Couple 243

Last Monday, gay marriage became legal in the US state of Massachusetts, which immediately led to a run on marriage licences there, in towns like Cambridge. One couple who did so, couple 243, blogged their experience. It is a very emotional, happy piece:

We paid our $15 and walked up the stairs to the exit. People shook our hands on the way out, and as we walked out the front door at 4:15am we were greeted by a small cheering crowd.

“Kiss! Kiss! Kiss!” they yelled as we got to the bottom of the nearly-deserted steps. We kissed, posed for a picture and drove home through the nearly deserted streets.

(Brian)

[…]

I have a hard time gauging what my emotions were as we started running up the gauntlet — the avenue that led from the sidewalk on Mass Ave. up to the front doors of City Hall — to find that there were relatively few couples seeking licenses — fewer than the thousand I might have expected — but that there were about three thousand just *watching* — a mass of people singing spontaneously, chanting, waving signs, all with their own little political agendas to defeat bush or proclaim love for gays or just be happy that we were getting what they had rights to — a mass overfilling the lawn in front of City Hall, filling the sidewalk on both sides of Mass Ave, and stretching tendrils up and down several blocks, towards both Harvard and Central. As soon as Brian grabbed my hand and said let’s give it a try, and started running, they all started cheering, clapping, screaming. I did not expect that.

(Aaron

It’s hard to imagine the impact this has in the US when you’re living in a country where gay marriage has been legal for a number of years now. Where it was realised more as the logical end result of the emancipation process rather than as something people had to fight hard for. It must feel so good to finally be able to proclaim your love for each other the way you want to, knowing there are so many who would keep that from you; even if Bush pushes through a constitutional amedament tomorrow making it illegal again, the moment itself can never be taken from you anymore.

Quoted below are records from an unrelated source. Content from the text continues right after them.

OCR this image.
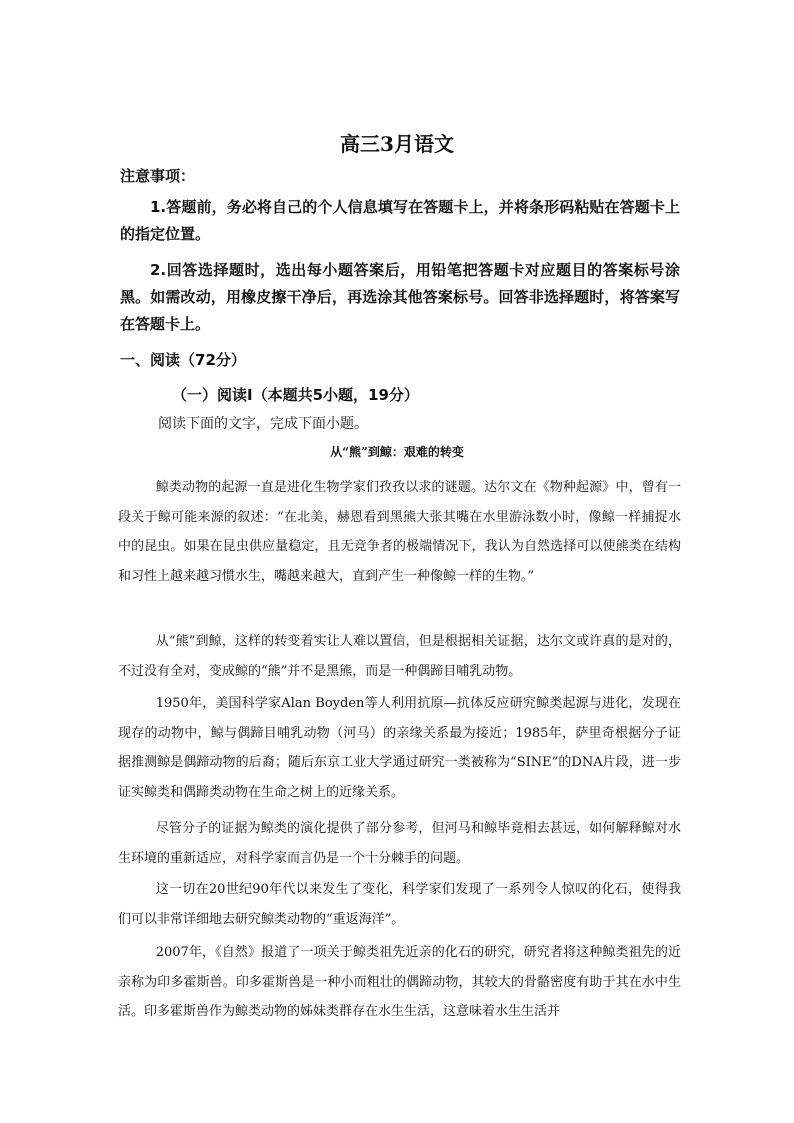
高三3月语文
注意事项：
1.答题前，务必将自己的个人信息填写在答题卡上，并将条形码粘贴在答题卡上的指定位置。
2.回答选择题时，选出每小题答案后，用铅笔把答题卡对应题目的答案标号涂黑。如需改动，用橡皮擦干净后，再选涂其他答案标号。回答非选择题时，将答案写在答题卡上。
一、阅读（72分）
（一）阅读I（本题共5小题，19分）
阅读下面的文字，完成下面小题。
从“熊”到鲸：艰难的转变
鲸类动物的起源一直是进化生物学家们孜孜以求的谜题。达尔文在《物种起源》中，曾有一段关于鲸可能来源的叙述：“在北美，赫恩看到黑熊大张其嘴在水里游泳数小时，像鲸一样捕捉水中的昆虫。如果在昆虫供应量稳定，且无竞争者的极端情况下，我认为自然选择可以使熊类在结构和习性上越来越习惯水生，嘴越来越大，直到产生一种像鲸一样的生物。”
从“熊”到鲸，这样的转变着实让人难以置信，但是根据相关证据，达尔文或许真的是对的，不过没有全对，变成鲸的“熊”并不是黑熊，而是一种偶蹄目哺乳动物。
1950年，美国科学家Alan Boyden等人利用抗原—抗体反应研究鲸类起源与进化，发现在现存的动物中，鲸与偶蹄目哺乳动物（河马）的亲缘关系最为接近；1985年，萨里奇根据分子证据推测鲸是偶蹄动物的后裔；随后东京工业大学通过研究一类被称为“SINE”的DNA片段，进一步证实鲸类和偶蹄类动物在生命之树上的近缘关系。
尽管分子的证据为鲸类的演化提供了部分参考，但河马和鲸毕竟相去甚远，如何解释鲸对水生环境的重新适应，对科学家而言仍是一个十分棘手的问题。
这一切在20世纪90年代以来发生了变化，科学家们发现了一系列令人惊叹的化石，使得我们可以非常详细地去研究鲸类动物的“重返海洋”。
2007年，《自然》报道了一项关于鲸类祖先近亲的化石的研究，研究者将这种鲸类祖先的近亲称为印多霍斯兽。印多霍斯兽是一种小而粗壮的偶蹄动物，其较大的骨骼密度有助于其在水中生活。印多霍斯兽作为鲸类动物的姊妹类群存在水生生活，这意味着水生生活并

Good luck and congratulations to Brian and Aaron; may they and all those other couples who can finally
marry have a long and happy marriage.

It’s that man again

Speaking of demonising Pim Fortuyn…

Only the Dutch could have a gay sociologist fascist

The murder is further complicated by the fact that only the Dutch could have a fascist leader who was a gay sociologist. Maybe he was trying to build a liberal, inclusive fascism, dreaming of the day he could announce to his followers “and now, after a hard afternoon’s goose-stepping, let’s relax, massage each other’s shoulders and get rid off all that tension before invading a neighbouring country.”

His sexuality has been cited as one of the reasons that he couldn’t have been a fascist, but the far right seems capable of gliding over these contradictions. If Hitler had been gay, the only difference to history would have been the uniforms, when he’d thrown a strop and yelled, “Brown shirts and jackboots? Have you no sense of colour co-ordination”.

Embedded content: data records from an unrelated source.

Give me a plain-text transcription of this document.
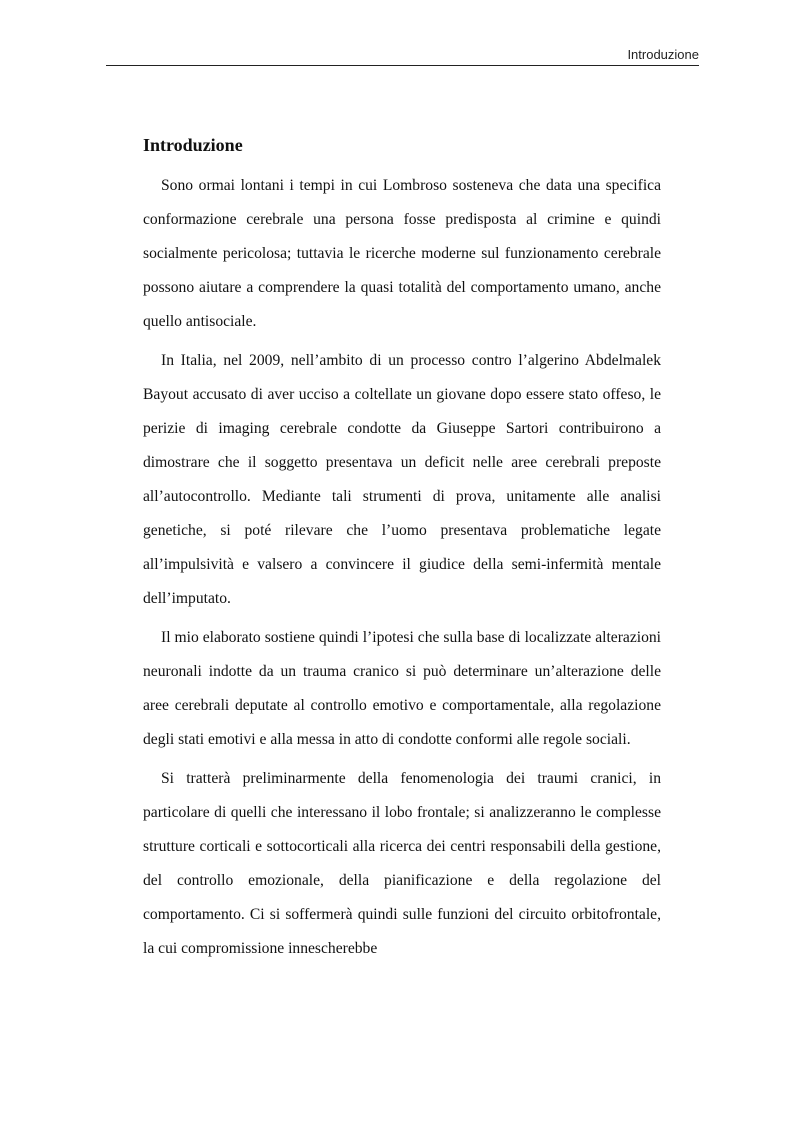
Introduzione
Introduzione

Sono ormai lontani i tempi in cui Lombroso sosteneva che data una specifica conformazione cerebrale una persona fosse predisposta al crimine e quindi socialmente pericolosa; tuttavia le ricerche moderne sul funzionamento cerebrale possono aiutare a comprendere la quasi totalità del comportamento umano, anche quello antisociale.

In Italia, nel 2009, nell’ambito di un processo contro l’algerino Abdelmalek Bayout accusato di aver ucciso a coltellate un giovane dopo essere stato offeso, le perizie di imaging cerebrale condotte da Giuseppe Sartori contribuirono a dimostrare che il soggetto presentava un deficit nelle aree cerebrali preposte all’autocontrollo. Mediante tali strumenti di prova, unitamente alle analisi genetiche, si poté rilevare che l’uomo presentava problematiche legate all’impulsività e valsero a convincere il giudice della semi-infermità mentale dell’imputato.

Il mio elaborato sostiene quindi l’ipotesi che sulla base di localizzate alterazioni neuronali indotte da un trauma cranico si può determinare un’alterazione delle aree cerebrali deputate al controllo emotivo e comportamentale, alla regolazione degli stati emotivi e alla messa in atto di condotte conformi alle regole sociali.

Si tratterà preliminarmente della fenomenologia dei traumi cranici, in particolare di quelli che interessano il lobo frontale; si analizzeranno le complesse strutture corticali e sottocorticali alla ricerca dei centri responsabili della gestione, del controllo emozionale, della pianificazione e della regolazione del comportamento. Ci si soffermerà quindi sulle funzioni del circuito orbitofrontale, la cui compromissione innescherebbe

It’s typical that an English comedian did have the guts to take the mickey out of Fortuyn’s death, while our own cabaretiers haven’t dared comment.

“Openly gay”

There is one thing about Pim Fortuyn that it seems foreigners, especially USAnians just cannot get their heads around: him being openly gay. And even more, his being gay and nobody caring about it. How could this be?

The fact is, the personal life of politicians is just not an issue. You may know the domestic arrangements of the various ministers, or you may not. If you know them, it’s usually because it came up in a sidebar to an interview, or because their family was also invited to some gala dinner or such. Unlike the US, we just don’t base our assesments of a politician’s suitability on their private life.

Apart from that, there’s also that homosexuality is an entirely normal and accepted fact of life here. Sure, there are people hostile to homosexuality or uncomfortable with it but on average people don’t care about it. Gay people are treated no different from others, the same legal rights as couples, including the right to marry. Being gay doesn’t mean anything here, isn’t a stigmata, doesn’t condemn you to a live of nightclubs, casual sex and having to hide from “normal” people. Few people are homophobic here.

And those who are, usually keep their hostility to themselves as it’s just not tolerated, as it isn’t for any minority. Fortuyn profited from this attitude in his private life, letting him live an “openly gay” lifestyle without reprecussions. In politics this attitude worked against him since for many people, including myself he crossed a line between legitamite criticism of certain opinions of (some) Muslims and condemning all Muslims for the sins of a few.

It’s true that there is a danger that our society will lose its tolerance towards homosexuals under the influence of immigrants and asylum seekers from less open backgrounds. It’s also true that the Morrocan community in the Netherlands is at the moment the least integrated of the big immigrant groups (others being Turks and Surinamers) as well as originally coming from very conservative areas in Morroco (theRif mountains). That does not mean all Muslims are raging homophobes wanting to burn all faggots in one big auto-da-fe, that they are all automatically suspect. Talking about all Muslims as being homophobes, as being backward and an automatic danger to tolerant Dutch society is what made Fortuyn borderline racists, is what made him controversial.